If you are aware of the concept of having a glass milk and biscuit before bed, this is because casomorphine in casein in cows milk constitutes about 80%-90% of the protein in cows milk, and casomorphine is a biologically active opioid peptide very similar to morphine!

Tyrosine found in food, like cheese can act as a stimulate, especially if your copper intake is high, which could explain why the RDA for copper has recently been lowered even though copper is needed to make some interleukins which target a wide range of cancers! Tyrosine can make noradrenaline in the brain, a stimulant, which could explain the idea that eating cheese gives people nightmares. When Tyrosine is combined with Cysteine, it improves the mucous membranes so could help reduce your dry stinky mouth, the two make pheomelanin, which is better than just tyrosine on its own which makes eumelanin, although both an an antioxidant effect in the brain.

Thats just an outline of some of the things that can happen in your body when you eat, but some chemicals are better taken when you wake up (copper, tyrosine, cooked English breakfast), some are better taken when you want to go to sleep (carbs, tryptophan).

I mention carbs and tryptophan, because tryptophan is blocked or crowded out by about 5 or 6 other amino acids at the blood brain barrier which reduces the ability to get serotonin and melatonin precursors into the brain. The Kynurenic pathway which converts about 95% of tryptophan into about < 10% of nicotinic acid, at night is a good way of increasing your growth hormone release, because nicotinic acid increases growth hormone, but fat blunts this response, hence carbs at night. Growth hormone, increases the number of neutrophils, again aiding a healthy immune system, whilst you get good quality sleep.

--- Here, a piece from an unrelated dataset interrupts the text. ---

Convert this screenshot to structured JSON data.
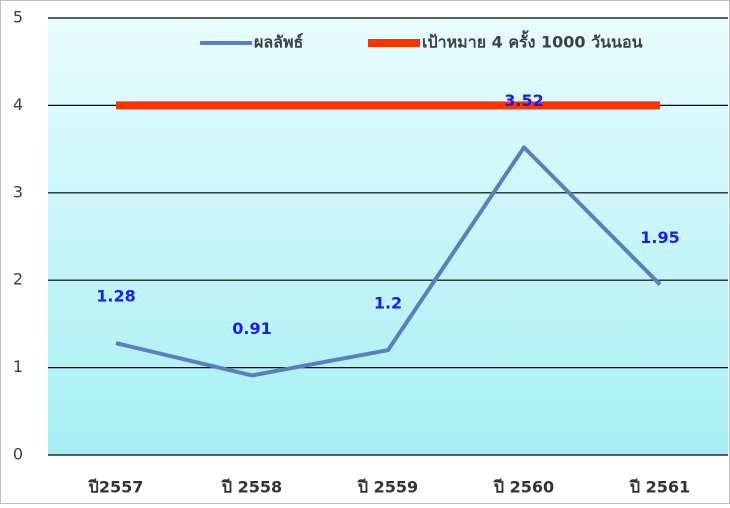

Also remember that RDA's should be viewed as the minimum recommended amount for a maintenance dose of you are considered healthy. GP's never ask about people's diets, because they prescribe licenced drugs, where any liability falls back on the drug company, and most people don't have the resource to fight big business as they generally have met the legal requirements laid out in law.

Not saying all drugs are bad, but I think we underestimate the importance of diet and how the food has changed over the last few decades to get us to eat more!


But Carbs are sugar and sugar spikes insulin and that breaks healthy ketosis. Sugar is completely alien to human body. But i would really want to read your blog regularly if one exists!